问题
having a bad coding day.
Right I need to make a 3D cube that spins around etc via user interaction. Hey no biggy.
All the examples to make a 3D cube seem to use glOrthof and when I demo one to people they say its not 3D.
The problem is that glFrustumf seems to put me in the cube instead of in front of me. I cant move it back using glTransform because it re-uses the ModelView Matrix (I even tried manually modifying that)
/* save current rotation state */
GLfloat matrix[16];
glGetFloatv(GL_MODELVIEW_MATRIX, matrix);
/* re-center cube, apply new rotation */
glLoadIdentity();
glRotatef(self.angle, self.dy,self.dx,0);
/* reapply other rotations so far */
glMultMatrixf(matrix);
So questions are.
To do a 3D cube must I use glFrustumf and if so, how the hell do I step back 5 but still re-use the model matrix (it keeps the cube spinning in what ever direction the user moves it)
回答1:
I'm not sure what you mean by glOrthof() "not being 3-D". The rotating cube example I have here (using both OpenGL ES 1.1 and 2.0 for rendering of the textured cube) seems to work on 3-D, and I use glOrthof() in the OpenGL ES 1.1 side of the renderer. Shading and other effects can be applied independently of the glOrthof() usage.
In that example, I don't read back the model view matrix to manipulate the cube. Instead, I keep a copy of the matrix locally and modify that using some Core Animation helper functions.
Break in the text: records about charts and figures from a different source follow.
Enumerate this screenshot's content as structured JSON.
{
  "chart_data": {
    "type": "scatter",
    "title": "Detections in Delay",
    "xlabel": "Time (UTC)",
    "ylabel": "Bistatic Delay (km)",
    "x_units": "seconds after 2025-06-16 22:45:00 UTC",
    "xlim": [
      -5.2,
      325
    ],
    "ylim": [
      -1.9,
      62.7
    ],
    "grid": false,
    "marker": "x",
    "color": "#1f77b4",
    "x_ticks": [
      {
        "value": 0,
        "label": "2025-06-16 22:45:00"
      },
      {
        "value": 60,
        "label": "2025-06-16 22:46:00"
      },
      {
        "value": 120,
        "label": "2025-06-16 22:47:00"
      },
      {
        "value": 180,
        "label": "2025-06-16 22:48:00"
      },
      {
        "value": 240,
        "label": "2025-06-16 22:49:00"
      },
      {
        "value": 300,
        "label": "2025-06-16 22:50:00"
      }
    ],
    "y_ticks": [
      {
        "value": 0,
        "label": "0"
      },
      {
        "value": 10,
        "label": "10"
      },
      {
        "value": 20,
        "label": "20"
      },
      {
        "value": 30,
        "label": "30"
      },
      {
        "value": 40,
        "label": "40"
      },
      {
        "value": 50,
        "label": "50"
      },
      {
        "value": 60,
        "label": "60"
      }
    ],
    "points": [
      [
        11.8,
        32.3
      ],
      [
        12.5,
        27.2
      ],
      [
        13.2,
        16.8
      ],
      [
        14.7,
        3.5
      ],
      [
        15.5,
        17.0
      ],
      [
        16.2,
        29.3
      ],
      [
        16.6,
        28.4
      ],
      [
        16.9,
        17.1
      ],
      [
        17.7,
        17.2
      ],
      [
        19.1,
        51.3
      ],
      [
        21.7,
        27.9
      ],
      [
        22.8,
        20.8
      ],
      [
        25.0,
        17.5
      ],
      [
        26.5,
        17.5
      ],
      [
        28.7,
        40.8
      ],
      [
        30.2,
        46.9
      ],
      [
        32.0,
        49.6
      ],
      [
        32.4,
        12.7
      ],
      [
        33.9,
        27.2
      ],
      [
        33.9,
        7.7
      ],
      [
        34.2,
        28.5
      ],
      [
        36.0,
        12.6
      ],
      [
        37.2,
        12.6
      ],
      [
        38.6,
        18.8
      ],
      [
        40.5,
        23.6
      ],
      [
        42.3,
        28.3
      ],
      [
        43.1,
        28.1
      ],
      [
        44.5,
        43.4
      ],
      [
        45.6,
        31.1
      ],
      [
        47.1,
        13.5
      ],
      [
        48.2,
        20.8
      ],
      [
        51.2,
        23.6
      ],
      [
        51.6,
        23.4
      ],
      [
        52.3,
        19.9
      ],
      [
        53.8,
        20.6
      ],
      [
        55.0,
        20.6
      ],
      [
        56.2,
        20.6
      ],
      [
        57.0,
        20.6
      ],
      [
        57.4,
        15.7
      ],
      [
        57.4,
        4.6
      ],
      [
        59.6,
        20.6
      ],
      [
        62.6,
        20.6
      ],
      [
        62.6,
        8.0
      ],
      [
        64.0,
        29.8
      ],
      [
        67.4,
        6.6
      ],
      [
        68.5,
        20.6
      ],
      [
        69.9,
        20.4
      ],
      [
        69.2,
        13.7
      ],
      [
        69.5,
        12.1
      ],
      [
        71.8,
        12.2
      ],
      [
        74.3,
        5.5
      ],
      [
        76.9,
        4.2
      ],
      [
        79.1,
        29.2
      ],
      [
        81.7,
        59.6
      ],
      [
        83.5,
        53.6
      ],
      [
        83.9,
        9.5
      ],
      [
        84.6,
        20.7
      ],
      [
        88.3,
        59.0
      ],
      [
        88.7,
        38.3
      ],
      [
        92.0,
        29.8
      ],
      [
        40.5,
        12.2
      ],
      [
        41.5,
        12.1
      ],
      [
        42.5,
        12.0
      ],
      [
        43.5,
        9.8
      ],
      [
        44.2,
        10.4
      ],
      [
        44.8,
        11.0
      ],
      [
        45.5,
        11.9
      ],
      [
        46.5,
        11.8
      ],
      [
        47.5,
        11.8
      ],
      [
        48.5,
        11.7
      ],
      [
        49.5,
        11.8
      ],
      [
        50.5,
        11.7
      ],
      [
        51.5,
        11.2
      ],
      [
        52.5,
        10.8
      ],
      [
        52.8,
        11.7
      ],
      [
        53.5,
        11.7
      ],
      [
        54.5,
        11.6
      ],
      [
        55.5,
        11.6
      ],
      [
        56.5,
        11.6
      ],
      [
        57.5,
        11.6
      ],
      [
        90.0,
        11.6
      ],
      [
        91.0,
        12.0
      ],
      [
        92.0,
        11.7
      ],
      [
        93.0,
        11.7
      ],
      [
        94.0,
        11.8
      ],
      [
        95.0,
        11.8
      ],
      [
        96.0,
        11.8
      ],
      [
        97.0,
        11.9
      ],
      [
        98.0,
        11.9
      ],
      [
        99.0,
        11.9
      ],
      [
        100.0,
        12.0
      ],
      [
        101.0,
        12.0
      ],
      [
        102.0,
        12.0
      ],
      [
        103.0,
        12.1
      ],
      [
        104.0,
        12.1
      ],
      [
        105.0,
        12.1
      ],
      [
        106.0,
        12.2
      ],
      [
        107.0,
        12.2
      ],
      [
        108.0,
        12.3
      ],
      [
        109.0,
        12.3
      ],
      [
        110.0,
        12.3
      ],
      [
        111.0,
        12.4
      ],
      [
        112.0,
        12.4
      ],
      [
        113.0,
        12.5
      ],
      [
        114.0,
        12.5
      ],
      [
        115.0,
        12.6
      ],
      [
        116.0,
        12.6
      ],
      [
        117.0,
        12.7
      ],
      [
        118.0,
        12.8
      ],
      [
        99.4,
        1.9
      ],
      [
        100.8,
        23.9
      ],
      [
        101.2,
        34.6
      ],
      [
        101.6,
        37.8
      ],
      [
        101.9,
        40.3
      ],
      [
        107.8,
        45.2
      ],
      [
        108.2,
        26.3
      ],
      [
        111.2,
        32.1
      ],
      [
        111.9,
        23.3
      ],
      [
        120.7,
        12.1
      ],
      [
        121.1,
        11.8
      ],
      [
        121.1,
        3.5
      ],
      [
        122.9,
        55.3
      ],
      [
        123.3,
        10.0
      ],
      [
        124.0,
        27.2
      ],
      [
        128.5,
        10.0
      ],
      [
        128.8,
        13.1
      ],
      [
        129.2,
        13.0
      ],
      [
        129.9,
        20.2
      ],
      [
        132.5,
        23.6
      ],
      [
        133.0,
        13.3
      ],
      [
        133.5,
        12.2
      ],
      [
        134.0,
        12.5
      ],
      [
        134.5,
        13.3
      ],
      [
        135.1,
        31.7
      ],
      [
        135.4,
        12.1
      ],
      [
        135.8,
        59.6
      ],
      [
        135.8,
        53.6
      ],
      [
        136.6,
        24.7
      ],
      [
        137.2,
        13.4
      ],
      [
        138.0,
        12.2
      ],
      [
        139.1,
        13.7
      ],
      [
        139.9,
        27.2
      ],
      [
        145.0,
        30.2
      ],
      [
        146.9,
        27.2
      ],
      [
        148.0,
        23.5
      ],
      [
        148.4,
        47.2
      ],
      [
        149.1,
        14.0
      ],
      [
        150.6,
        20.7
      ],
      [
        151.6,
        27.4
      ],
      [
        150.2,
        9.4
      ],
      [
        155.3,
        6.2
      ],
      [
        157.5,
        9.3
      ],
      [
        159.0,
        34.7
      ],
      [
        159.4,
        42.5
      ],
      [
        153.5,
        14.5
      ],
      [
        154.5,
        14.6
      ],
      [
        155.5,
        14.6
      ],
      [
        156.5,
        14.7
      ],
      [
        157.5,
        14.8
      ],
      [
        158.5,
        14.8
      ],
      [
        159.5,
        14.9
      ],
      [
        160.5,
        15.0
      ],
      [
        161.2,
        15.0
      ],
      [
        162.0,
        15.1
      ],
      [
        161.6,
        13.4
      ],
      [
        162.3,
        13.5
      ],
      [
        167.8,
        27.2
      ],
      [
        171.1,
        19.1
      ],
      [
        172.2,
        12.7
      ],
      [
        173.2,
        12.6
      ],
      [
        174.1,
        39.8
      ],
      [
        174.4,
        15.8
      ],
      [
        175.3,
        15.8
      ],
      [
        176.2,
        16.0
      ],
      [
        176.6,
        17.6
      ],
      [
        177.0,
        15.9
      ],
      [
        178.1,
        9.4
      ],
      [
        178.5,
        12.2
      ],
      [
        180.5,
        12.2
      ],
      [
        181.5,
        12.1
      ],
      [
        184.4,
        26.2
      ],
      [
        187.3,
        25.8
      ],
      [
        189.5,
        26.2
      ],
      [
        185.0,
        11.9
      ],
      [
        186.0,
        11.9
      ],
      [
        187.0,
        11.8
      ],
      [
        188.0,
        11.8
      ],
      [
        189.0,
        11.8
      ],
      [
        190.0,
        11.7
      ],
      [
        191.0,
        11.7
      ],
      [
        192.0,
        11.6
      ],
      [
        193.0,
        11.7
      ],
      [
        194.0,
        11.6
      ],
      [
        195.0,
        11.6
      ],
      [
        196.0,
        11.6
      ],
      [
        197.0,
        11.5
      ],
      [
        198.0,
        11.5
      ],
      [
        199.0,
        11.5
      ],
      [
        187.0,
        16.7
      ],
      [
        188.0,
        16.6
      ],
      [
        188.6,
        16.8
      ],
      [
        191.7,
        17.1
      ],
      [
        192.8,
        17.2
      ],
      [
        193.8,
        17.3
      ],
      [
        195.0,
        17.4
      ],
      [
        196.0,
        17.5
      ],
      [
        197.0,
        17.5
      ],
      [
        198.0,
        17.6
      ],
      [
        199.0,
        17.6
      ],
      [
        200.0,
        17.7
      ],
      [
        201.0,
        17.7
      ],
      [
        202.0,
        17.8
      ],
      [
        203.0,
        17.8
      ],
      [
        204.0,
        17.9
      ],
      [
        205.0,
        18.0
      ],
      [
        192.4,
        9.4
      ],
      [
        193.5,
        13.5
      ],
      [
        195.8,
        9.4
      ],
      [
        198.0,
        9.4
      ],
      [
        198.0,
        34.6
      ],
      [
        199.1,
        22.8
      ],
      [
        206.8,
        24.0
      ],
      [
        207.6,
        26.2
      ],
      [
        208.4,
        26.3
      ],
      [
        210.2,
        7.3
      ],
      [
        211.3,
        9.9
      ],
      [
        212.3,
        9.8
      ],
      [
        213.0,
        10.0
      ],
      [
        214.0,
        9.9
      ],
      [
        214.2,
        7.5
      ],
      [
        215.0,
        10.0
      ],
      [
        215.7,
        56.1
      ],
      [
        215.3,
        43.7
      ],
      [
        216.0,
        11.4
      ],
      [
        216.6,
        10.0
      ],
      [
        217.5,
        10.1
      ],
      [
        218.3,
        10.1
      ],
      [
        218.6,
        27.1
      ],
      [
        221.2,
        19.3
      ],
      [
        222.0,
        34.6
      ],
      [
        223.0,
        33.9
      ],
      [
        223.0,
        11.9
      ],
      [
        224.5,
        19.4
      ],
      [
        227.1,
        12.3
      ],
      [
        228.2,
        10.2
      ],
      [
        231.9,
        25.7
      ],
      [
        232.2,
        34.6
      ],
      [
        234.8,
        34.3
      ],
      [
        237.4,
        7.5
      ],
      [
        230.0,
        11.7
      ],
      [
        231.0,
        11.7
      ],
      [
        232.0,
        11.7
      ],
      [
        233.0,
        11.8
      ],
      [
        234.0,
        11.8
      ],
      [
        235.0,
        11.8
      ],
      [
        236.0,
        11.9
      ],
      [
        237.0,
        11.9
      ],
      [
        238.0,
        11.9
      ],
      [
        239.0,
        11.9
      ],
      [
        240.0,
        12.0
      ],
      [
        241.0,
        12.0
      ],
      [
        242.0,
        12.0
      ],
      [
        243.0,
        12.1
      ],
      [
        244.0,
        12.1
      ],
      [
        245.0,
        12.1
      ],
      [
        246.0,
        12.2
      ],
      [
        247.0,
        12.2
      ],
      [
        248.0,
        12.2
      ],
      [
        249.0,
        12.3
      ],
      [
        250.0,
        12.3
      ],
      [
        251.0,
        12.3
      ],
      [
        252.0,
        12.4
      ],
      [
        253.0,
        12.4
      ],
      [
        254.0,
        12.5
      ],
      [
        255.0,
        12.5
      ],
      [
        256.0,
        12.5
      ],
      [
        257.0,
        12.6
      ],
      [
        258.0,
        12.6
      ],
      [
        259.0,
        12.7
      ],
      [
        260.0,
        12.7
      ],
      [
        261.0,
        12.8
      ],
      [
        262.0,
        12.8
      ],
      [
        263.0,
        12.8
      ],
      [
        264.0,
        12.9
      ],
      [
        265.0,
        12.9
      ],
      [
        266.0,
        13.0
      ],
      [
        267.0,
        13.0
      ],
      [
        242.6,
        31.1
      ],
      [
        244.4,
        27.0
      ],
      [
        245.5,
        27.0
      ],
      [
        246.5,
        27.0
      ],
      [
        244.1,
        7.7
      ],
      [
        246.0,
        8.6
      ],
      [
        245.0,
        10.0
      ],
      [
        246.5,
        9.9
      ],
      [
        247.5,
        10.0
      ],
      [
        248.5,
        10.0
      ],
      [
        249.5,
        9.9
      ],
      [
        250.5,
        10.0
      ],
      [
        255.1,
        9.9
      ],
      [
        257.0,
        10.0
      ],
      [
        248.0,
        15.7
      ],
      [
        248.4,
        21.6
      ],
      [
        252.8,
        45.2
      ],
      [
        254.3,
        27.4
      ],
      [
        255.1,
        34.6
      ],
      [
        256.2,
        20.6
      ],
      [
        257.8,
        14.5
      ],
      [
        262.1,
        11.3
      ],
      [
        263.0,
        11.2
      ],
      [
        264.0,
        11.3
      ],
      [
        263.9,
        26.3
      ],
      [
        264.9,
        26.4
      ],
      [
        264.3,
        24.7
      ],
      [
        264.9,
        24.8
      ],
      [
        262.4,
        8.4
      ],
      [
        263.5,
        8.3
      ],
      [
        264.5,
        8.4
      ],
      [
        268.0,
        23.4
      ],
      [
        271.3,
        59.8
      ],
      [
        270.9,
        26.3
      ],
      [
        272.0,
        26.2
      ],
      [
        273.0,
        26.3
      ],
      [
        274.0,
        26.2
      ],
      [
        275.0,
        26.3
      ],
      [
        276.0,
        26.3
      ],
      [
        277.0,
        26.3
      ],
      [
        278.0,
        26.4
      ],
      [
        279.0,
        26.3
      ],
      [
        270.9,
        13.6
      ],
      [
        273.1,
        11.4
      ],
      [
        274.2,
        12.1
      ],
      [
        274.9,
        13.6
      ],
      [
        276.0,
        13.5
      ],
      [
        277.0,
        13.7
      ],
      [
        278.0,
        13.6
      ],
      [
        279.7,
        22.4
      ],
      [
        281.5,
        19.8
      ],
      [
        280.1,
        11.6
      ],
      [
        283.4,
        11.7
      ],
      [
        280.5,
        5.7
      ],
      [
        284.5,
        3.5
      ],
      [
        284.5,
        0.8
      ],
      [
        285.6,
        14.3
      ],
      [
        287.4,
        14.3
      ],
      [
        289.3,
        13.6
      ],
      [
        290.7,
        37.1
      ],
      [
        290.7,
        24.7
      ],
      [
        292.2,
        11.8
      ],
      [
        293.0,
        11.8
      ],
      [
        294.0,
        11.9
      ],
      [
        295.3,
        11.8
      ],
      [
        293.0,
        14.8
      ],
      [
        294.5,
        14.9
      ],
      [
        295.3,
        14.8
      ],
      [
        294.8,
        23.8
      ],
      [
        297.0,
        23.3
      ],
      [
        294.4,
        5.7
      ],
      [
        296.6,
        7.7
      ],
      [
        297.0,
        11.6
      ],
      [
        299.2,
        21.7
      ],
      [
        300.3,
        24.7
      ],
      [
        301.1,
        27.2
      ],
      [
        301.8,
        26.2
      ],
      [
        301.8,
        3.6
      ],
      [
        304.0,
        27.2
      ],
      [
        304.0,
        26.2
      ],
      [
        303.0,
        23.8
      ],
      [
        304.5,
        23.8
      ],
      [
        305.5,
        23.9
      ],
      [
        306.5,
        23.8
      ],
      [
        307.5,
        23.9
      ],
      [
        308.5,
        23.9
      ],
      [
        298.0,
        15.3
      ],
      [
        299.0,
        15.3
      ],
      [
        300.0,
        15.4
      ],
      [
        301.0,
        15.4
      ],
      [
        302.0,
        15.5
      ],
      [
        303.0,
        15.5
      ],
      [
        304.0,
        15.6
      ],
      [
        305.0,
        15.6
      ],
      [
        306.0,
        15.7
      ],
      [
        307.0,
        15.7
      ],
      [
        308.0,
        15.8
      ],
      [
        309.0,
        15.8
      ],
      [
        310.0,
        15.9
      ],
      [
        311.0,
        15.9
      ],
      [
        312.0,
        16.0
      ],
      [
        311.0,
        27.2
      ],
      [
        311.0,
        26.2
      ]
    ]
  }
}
In addition to the CATransform3DRotate() that I perform on the cube, you should be able to throw in a CATransform3DTranslate() to displace it in a certain direction, while still being able to spin it.
I keep a local copy of the model view matrix for performance (reading back the model view matrix halts the rendering pipeline on OpenGL ES 1.1), and for compatibility with 2.0 (where you need to send the matrix as a uniform to the shaders).
Also, in an answer to your later question (which might get closed), you can't just arbitrarily change values within the model view matrix and expect to see linear displacements from that. You need to get the math right, and matrix math was never one of my strong points. I find it best to let a transform operation (like those provided in Core Animation) do the math for you when manipulating matrices.